The interdisciplinary Science Data Center for Literature (SDC4Lit) reflects on the demands that net literature and born-digital archival material place on archiving, research and reading. The main goal is to implement appropriate solutions for a sustainable data lifecycle for the archive and for research purposes, which include introductory uses at university and school level. The focus is on the establishment of distributed long-term repositories for net literature and born-digital archival material and the development of a research platform. The repositories will be regularly expanded by the project and its cooperation partners and will form a hub for harvesting various forms of net literature in the future operation of SDC4Lit. The research platform will offer the possibility of computer-assisted work with the archived material. Since such a repository structure, which integrates collecting, archiving, and analysis, can only be accomplished through interdisciplinary collaboration, the project brings together partners with expertise in the subfields of archives, supercomputing, natural language processing, and digital humanities: The German Literature Archive (Deutsches Literaturarchiv) with a focus on archiving and preservation; the High Performance Computing Center Stuttgart (HLRS) with a focus on computing; the Institute for Natural Language Processing and the Institute for Literary Studies at the University of Stuttgart with a focus on NLP, cultural and literary history and digital humanities.
An important task of the project is the modeling of net literature and born-digital literature, which will initially be carried out in an example-oriented manner in dealing with an already existing corpus of net literature and exampes from the large born-digital collection at DLA. Underlying research on both technical and poetological challenges of digital, non-digital, and post-digital literature, e.g. on questions of genre or on computational approaches towards net literature and literary blogs as digital and networked objects.

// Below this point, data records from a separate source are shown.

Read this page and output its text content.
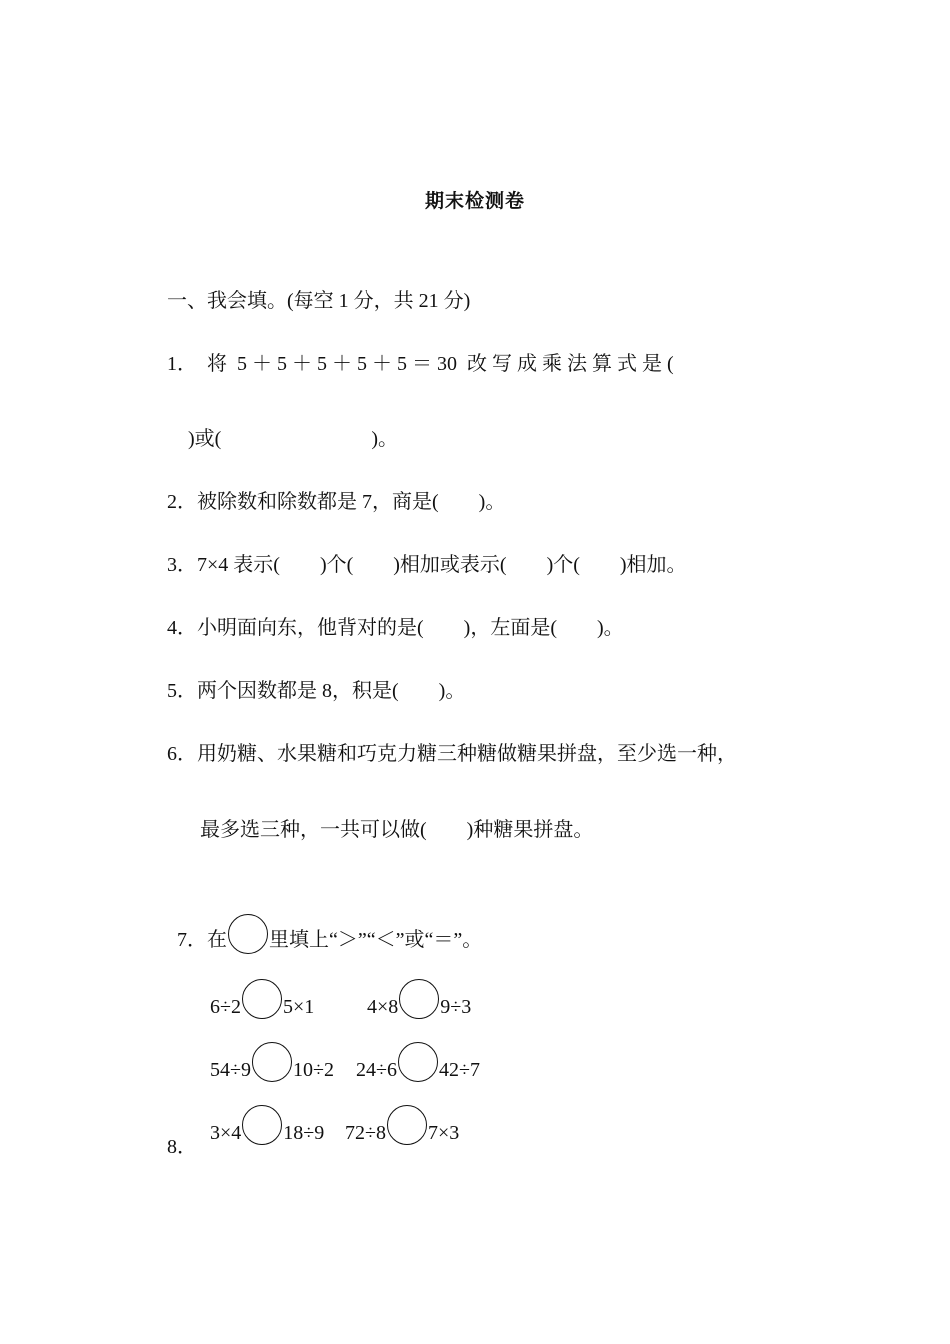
期末检测卷
一、我会填。(每空 1 分，共 21 分)
1．  将  5 ＋ 5 ＋ 5 ＋ 5 ＋ 5 ＝ 30  改 写 成 乘 法 算 式 是 (
)或(                              )。
2．被除数和除数都是 7，商是(        )。
3．7×4 表示(        )个(        )相加或表示(        )个(        )相加。
4．小明面向东，他背对的是(        )，左面是(        )。
5．两个因数都是 8，积是(        )。
6．用奶糖、水果糖和巧克力糖三种糖做糖果拼盘，至少选一种，
最多选三种，一共可以做(        )种糖果拼盘。

7．在 里填上“＞”“＜”或“＝”。

6÷2 5×1	4×8 9÷3

54÷9 10÷2	24÷6 42÷7

3×4 18÷9	72÷8 7×3

8．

In addition to digital objects and corresponding metadata, the accruing research data are also stored in a sustainable manner. Research data includes, first, research data generated in the course of the project's work, especially data used by regular services on the platform such as named entity recognition trained with data from the archived material. Secondly, the repository should offer the possibility to store research data generated by users of the research platform in a structured way and to make it available for further research. The connection of archival repository, research platform and research data repository follows standard research data management practices (FAIR principles) and works toward the goal to support a sustainable research data lifecycle for archivists and researchers working with electronic literature (on the web) and born-digital literature archived at the DLA archive and potential future cooperating institutions.